The popular P3 Pilot Program that began on July 11, 2016 is scheduled to end on January 11, 2017, but has effectively ended for most technology centers.  Only Technology Center 1600 is still accepting Requests.  The remaining technology centers reached the maximum number of requests before the scheduled January 11, 2017 ending date, some long ago.  Other popular Pilot Programs of the USPTO, such as the After Final Consideration Pilot (AFCP) 2.0 program and the Pre-Appeal Brief Conference, have been extended numerous times in the past.  However, it appears the USPTO will let the “sun set” on the P3 Pilot Program, at least temporarily. In practice, the P3 Program results were mixed because many Examiners were not yet trained on the Program.   We note that the USPTO has conducted surveys of P3 program participants and invested in training for Examiners even after the P3 program ended in some of the technology centers.  This leads to optimism that the P3 program will be renewed in some form and/or extended.


The USPTO on July 11, 2016 began a new post-prosecution pilot program (“P3”).
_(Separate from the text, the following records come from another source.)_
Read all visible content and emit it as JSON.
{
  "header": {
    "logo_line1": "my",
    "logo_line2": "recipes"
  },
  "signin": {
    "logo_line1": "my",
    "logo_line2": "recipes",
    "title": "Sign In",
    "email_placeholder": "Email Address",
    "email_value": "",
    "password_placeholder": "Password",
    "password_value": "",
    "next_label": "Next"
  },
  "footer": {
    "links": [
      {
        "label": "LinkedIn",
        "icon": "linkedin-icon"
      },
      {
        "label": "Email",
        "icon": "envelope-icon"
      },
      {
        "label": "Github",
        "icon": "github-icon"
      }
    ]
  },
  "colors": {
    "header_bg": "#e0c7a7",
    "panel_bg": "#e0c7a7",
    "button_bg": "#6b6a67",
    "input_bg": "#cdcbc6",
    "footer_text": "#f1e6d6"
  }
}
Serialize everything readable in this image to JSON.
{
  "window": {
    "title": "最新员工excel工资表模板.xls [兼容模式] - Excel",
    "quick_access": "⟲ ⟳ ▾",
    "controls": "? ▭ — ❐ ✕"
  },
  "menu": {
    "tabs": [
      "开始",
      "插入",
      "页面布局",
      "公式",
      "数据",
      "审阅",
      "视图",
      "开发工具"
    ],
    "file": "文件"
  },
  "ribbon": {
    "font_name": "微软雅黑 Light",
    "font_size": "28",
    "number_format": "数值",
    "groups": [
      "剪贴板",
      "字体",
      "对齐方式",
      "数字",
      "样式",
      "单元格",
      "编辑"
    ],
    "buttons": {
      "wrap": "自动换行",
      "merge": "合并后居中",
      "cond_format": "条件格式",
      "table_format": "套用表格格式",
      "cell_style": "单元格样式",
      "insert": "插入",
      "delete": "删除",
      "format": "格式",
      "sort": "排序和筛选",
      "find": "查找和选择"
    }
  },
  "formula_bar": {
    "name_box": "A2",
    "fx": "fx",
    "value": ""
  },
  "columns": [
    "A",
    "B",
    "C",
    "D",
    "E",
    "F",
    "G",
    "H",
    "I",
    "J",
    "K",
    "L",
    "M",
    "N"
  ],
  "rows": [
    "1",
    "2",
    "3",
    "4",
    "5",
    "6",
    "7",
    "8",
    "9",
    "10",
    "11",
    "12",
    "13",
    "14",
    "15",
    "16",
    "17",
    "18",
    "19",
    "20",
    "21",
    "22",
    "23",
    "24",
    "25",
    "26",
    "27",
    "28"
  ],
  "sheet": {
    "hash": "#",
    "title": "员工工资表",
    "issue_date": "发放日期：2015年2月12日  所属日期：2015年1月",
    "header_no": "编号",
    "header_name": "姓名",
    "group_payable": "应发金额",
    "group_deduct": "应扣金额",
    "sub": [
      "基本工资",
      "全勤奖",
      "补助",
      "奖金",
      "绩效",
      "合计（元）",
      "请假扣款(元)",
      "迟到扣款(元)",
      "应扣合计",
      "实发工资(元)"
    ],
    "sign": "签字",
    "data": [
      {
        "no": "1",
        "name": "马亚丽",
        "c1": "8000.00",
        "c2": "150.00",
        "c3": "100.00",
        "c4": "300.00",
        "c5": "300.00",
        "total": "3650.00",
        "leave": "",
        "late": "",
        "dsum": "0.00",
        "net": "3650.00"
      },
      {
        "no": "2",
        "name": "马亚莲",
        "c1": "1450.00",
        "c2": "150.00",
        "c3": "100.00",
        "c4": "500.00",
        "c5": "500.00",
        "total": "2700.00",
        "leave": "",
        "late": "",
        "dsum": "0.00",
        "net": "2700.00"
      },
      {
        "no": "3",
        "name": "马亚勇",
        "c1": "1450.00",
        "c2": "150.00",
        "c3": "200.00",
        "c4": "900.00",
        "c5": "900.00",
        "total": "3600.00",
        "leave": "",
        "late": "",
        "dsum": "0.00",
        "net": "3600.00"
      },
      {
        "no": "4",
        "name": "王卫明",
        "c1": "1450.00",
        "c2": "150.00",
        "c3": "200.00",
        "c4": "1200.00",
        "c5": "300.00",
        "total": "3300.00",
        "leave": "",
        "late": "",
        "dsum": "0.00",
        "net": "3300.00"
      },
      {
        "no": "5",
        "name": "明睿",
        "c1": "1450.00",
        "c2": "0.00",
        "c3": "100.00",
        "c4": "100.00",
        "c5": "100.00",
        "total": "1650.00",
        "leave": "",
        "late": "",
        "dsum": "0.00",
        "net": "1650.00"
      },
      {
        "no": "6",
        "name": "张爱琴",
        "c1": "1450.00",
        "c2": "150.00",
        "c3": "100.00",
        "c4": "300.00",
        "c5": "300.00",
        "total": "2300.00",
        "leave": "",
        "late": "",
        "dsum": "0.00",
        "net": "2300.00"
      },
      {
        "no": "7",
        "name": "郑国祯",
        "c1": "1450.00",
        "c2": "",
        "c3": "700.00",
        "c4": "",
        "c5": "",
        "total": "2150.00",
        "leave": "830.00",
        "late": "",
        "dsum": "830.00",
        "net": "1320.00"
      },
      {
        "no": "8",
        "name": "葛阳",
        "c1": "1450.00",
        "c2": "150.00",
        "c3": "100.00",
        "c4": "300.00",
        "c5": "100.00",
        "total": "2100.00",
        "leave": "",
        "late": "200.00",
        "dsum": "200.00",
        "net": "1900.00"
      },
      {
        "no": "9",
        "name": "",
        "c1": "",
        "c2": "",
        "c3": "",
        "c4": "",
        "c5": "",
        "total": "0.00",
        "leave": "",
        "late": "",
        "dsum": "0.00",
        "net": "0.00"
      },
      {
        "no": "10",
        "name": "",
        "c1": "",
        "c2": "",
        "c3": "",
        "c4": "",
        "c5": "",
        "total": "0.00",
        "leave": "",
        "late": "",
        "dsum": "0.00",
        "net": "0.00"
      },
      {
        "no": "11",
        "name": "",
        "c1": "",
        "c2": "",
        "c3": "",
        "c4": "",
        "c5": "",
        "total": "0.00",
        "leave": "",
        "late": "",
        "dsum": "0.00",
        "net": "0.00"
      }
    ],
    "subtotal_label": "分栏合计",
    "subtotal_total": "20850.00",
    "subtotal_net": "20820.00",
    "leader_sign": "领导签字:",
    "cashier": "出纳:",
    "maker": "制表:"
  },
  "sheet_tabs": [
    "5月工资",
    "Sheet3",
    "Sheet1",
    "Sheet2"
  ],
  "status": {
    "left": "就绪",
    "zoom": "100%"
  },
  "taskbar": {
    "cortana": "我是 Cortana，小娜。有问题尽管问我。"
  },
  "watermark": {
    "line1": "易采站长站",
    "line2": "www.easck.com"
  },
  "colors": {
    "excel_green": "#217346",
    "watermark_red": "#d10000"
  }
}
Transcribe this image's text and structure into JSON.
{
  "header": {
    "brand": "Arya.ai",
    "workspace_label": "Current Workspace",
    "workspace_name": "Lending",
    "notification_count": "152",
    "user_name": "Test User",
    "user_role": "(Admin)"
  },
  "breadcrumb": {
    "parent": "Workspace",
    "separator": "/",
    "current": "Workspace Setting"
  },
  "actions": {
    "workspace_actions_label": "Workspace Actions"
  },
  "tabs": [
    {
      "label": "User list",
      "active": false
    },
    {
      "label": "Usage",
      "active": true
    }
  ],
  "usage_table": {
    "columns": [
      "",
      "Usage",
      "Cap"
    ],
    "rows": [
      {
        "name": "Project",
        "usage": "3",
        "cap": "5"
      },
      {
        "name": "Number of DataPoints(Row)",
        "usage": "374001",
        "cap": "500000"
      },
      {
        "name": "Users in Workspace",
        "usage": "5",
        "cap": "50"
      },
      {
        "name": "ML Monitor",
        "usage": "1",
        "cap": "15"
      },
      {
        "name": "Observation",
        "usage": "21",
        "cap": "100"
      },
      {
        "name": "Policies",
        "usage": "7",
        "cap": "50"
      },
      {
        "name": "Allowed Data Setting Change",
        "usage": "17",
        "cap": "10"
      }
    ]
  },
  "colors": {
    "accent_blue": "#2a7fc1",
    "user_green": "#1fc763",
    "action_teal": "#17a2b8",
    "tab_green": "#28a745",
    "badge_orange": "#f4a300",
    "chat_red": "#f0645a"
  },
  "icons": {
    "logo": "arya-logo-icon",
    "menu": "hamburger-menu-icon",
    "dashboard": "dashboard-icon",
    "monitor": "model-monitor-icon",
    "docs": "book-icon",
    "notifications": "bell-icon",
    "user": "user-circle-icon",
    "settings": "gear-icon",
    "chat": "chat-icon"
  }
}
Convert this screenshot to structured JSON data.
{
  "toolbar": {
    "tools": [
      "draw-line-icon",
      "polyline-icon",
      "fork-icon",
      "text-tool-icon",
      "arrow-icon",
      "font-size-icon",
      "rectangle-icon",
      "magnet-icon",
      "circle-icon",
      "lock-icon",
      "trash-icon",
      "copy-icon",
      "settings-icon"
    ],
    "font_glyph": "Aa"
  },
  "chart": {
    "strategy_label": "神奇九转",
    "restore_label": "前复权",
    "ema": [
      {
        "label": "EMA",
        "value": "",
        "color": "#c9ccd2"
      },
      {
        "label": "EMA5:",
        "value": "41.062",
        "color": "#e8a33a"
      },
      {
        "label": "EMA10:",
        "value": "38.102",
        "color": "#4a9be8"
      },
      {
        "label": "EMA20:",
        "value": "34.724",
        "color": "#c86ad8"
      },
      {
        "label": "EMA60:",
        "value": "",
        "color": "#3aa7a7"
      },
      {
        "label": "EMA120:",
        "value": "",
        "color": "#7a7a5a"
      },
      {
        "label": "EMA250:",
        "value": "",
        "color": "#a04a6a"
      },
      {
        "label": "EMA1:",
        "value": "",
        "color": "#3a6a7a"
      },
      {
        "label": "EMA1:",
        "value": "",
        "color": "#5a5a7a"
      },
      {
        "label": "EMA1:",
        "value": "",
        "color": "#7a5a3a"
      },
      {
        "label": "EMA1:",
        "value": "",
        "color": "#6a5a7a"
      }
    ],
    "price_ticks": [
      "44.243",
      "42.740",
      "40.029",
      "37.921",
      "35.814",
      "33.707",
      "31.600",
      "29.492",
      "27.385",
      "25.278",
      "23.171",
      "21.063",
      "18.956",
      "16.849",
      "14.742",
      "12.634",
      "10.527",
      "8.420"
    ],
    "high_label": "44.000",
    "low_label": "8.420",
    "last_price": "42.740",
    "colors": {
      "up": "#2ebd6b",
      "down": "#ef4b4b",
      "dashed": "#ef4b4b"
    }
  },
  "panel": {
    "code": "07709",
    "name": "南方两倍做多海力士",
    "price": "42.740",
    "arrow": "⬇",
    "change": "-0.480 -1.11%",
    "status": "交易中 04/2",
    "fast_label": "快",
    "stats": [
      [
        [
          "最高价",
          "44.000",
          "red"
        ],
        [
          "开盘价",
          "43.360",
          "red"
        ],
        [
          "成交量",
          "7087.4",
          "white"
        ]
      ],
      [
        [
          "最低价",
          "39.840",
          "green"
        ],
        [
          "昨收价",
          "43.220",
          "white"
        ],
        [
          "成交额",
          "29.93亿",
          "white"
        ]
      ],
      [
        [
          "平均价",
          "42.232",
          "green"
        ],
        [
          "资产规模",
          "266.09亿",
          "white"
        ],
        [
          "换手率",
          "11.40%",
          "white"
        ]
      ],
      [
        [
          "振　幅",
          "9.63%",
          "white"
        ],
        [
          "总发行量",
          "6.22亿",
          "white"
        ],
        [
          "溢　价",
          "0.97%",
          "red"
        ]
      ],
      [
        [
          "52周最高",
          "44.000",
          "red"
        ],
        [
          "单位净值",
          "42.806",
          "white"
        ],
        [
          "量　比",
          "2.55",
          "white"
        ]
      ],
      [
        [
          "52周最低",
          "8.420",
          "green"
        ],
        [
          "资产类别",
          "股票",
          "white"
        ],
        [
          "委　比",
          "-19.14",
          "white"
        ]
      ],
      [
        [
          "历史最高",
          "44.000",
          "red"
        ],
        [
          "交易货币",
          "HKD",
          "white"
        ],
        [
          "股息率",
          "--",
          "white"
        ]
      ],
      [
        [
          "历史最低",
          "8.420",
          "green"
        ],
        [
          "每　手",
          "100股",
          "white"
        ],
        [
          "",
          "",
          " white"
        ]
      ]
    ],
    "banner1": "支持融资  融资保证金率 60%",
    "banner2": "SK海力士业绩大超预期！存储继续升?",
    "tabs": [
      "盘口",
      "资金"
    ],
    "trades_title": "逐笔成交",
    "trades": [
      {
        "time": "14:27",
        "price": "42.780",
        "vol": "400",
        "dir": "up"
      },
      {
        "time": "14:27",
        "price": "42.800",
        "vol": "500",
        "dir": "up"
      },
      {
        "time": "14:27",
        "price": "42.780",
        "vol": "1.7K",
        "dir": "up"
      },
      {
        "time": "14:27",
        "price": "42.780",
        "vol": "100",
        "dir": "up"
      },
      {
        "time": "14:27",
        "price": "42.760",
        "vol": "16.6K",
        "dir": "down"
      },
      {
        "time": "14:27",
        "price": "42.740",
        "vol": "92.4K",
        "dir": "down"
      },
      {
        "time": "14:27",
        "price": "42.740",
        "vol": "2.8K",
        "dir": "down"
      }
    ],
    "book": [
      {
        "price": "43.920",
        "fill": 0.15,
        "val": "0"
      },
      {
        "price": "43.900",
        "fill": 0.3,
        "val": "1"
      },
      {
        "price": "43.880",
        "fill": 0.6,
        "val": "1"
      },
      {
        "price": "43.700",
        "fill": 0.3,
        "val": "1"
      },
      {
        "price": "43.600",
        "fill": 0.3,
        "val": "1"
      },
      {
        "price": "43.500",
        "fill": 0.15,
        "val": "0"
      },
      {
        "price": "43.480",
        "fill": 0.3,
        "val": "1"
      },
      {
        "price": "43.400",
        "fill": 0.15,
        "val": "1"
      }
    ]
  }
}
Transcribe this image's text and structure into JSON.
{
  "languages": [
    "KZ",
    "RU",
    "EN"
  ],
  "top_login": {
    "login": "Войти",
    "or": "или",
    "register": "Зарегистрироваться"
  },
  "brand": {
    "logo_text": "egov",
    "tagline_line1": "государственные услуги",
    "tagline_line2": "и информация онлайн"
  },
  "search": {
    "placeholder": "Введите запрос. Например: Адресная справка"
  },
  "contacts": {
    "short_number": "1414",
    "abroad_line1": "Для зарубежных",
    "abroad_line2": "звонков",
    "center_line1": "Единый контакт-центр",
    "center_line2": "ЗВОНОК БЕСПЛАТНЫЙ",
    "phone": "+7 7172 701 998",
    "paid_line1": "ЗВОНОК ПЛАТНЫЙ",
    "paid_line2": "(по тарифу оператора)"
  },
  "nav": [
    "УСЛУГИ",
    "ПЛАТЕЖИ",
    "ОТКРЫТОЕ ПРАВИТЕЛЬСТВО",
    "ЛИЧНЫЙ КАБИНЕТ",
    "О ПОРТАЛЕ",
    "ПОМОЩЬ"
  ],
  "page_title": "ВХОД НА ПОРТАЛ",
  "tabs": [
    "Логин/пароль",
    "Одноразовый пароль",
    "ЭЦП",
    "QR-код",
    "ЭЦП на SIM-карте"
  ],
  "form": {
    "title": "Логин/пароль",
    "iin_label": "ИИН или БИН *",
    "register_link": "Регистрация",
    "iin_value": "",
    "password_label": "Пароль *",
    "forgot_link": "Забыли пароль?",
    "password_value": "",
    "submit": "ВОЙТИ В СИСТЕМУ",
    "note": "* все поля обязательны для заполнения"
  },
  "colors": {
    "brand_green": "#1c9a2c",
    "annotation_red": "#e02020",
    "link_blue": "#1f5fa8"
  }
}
The pilot program will run until January 12, 2017, and is limited to 1600 total requests and 200 requests per technology center.

The P3 program is preferable to filing a Notice of Appeal and Request for Pre-Appeal Brief Conference in cases where no after-final claim amendments are presented.  The P3 program is also be preferable to filing an AFCP 2.0 Request in cases where after-final non-broadening claim amendments are presented unless, for example, the Examiner agrees in advance to consider such amendments.

The P3 Request must be filed within two months from the mailing date of the final rejection and prior to filing a notice of appeal.  Applicant must not have previously filed an AFCP 2.0 Request or a Request for Pre-Appeal Brief Conference on the same rejection.   There is no fee required with the P3 Request.  Proposed non-broadening claim amendments are permitted, and the arguments are limited to 5 pages (which can be single spaced).  Applicant must also agree to participate (e.g., via their representative) in a conference with a panel of Examiners.  The conference can be conducted by telephone.

Once a P3 Request is made, no further response (e.g., claim amendments) is permitted unless the Examiner agrees that such a response would place the application in condition for allowance.  Therefore, if the application is not allowed by the P3 Request, Applicant would need to either appeal the claims in their unamended form, or file an RCE to have claim amendments entered.  This is more restrictive than AFCP 2.0 practice, which does not affirmatively restrict further amendments without an RCE.  However, in practice, if an Examiner does not enter the amendments filed with an AFCP 2.0 Request, the filing of an RCE is needed to further prosecution.